West Wing surprised by Trump's unscripted Syria comment
The president said he wants to remove 2,000 U.S. troops from Syria "very soon."
President Donald Trump surprised even the most senior members of his Cabinet when he announced Thursday during a speech in Ohio that the U.S. military would be "coming out of Syria, like, very soon," according to a senior administration official and a U.S. official familiar with the matter.
The president has expressed to top members of his national security team that he would like to withdraw U.S. forces from Syria, but none of them expected he'd say it publicly, these officials said.
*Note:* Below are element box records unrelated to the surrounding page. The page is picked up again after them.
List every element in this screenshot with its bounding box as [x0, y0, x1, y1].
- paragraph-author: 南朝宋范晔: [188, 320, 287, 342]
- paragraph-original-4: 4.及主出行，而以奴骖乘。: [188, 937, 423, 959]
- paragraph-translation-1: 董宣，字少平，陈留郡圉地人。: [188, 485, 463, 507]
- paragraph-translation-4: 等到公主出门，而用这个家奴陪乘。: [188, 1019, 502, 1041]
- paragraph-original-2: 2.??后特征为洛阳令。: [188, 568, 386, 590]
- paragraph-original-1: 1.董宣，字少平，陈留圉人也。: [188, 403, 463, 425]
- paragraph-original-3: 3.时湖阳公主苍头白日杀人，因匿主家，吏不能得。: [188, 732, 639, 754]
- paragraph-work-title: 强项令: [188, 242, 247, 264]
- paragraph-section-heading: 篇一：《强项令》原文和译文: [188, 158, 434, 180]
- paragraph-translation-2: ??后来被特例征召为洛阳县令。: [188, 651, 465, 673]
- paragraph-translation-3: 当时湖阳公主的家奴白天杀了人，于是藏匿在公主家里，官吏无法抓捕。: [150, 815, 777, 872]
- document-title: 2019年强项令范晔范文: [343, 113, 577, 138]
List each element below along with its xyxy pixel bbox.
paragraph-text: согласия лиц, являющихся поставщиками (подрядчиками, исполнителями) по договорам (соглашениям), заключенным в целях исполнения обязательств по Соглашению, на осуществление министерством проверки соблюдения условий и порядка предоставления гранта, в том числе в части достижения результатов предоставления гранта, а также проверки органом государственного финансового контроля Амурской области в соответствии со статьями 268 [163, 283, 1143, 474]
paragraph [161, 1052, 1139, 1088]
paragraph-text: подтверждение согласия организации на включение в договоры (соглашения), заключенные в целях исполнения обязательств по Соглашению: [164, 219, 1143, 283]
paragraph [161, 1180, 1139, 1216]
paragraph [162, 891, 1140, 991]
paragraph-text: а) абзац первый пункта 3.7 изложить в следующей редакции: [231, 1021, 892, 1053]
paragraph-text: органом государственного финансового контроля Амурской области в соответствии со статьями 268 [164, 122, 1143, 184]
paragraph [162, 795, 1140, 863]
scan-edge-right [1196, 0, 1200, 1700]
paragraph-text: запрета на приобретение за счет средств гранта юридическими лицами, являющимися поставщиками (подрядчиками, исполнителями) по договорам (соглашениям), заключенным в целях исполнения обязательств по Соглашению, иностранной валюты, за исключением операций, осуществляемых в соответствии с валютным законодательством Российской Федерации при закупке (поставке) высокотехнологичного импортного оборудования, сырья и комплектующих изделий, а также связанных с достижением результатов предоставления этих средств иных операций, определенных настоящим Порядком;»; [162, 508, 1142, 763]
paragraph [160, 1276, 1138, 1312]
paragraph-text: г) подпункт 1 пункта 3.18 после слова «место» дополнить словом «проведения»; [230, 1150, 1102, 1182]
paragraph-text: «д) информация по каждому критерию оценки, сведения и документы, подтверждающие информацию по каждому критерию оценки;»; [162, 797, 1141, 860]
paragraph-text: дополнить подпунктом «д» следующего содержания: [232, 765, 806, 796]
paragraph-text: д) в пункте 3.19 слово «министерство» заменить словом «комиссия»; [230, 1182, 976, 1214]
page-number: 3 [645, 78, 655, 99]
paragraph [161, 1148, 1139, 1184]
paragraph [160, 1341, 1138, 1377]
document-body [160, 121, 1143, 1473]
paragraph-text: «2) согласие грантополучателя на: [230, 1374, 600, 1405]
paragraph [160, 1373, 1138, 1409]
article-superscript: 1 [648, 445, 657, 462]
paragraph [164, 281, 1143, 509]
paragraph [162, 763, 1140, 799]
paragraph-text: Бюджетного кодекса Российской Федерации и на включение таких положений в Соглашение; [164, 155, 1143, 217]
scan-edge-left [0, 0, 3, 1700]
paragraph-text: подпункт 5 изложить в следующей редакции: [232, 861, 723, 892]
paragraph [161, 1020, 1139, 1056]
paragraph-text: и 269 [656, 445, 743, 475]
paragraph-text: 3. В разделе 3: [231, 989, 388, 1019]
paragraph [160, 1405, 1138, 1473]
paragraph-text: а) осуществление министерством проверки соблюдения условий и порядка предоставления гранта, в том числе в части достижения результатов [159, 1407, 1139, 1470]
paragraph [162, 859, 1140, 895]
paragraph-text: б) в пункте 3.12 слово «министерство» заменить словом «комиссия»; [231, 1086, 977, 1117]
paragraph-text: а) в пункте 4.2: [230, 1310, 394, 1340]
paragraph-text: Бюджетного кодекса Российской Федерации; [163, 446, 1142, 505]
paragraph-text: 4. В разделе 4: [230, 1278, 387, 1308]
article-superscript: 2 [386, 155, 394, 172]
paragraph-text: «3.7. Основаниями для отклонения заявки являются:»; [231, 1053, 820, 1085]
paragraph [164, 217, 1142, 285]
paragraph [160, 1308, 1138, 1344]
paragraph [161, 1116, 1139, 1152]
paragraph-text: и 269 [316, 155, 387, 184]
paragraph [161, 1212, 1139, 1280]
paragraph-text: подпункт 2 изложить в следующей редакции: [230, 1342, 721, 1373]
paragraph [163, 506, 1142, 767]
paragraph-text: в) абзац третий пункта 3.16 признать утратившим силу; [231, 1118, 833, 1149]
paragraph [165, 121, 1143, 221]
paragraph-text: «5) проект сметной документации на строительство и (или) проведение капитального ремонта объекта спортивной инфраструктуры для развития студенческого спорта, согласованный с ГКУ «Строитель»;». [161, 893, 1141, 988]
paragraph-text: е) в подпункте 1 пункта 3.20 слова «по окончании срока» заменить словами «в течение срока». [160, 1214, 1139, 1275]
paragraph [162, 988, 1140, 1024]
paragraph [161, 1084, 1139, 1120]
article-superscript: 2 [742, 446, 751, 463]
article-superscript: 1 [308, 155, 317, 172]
"By the way, we're knocking the hell out of ISIS," Trump said during a speech on infrastructure spending. "We're coming out of Syria, like, very soon. Let the other people take care of it now, very soon. Very soon, we're coming out."
Trump has discussed the idea of withdrawing the 2,000 U.S. troops with Defense Secretary James Mattis, chief of staff John Kelly and the outgoing national security adviser, Gen. H.R. McMaster, but according to these officials, the president favors a faster withdrawal than most who are advising him.
"It's not the substance [of the remark] that surprised them," the senior administration official told ABC News. "It's the fact that he said it."
Meanwhile, nearly every other government policy adviser who works on Syria was caught completely off guard by the substance of the president's remarks, including officials within the National Security Council, the Pentagon and the Department of State, according to multiple U.S. officials.
The president's impromptu announcement sent officials scrambling to square Trump's word of an imminent withdrawal with the previously-stated U.S. strategy of a so-called "conditions-based" approach. And while there is no question ISIS has been dealt lasting blows inside Syria, they are not yet defeated. "Our policy is conditions-based, meaning we plan to leave Syria when ISIS is defeated," one administration official told ABC News. "And that's not done yet."
Not only does the president's desire for an imminent withdrawal appear to contradict the conditions-based strategy, but it also flies in the face of his repeated pledge not to forecast the movements of the U.S. military to the enemy. He has criticized the Obama administration for announcing publicly plans to withdraw from Iraq and Afghanistan before the mission there was fully completed.
State Department spokesman Heather Nauert told reporters Thursday she'd heard of no policy determination to pull U.S. troops out of Syria. The Pentagon declined to comment on the president's statement and a spokesman for U.S. Central Command said: "The military strategy in Syria is the defeat of ISIS."
A State Department official said Friday "while ISIS has lost nearly all the territory it once controlled, the fight is ongoing and we remain determined to ensure that ISIS is defeated."
Mattis and outgoing Secretary of State Rex Tillerson have said repeatedly that U.S. troops would remain to prevent a new terror group from forming.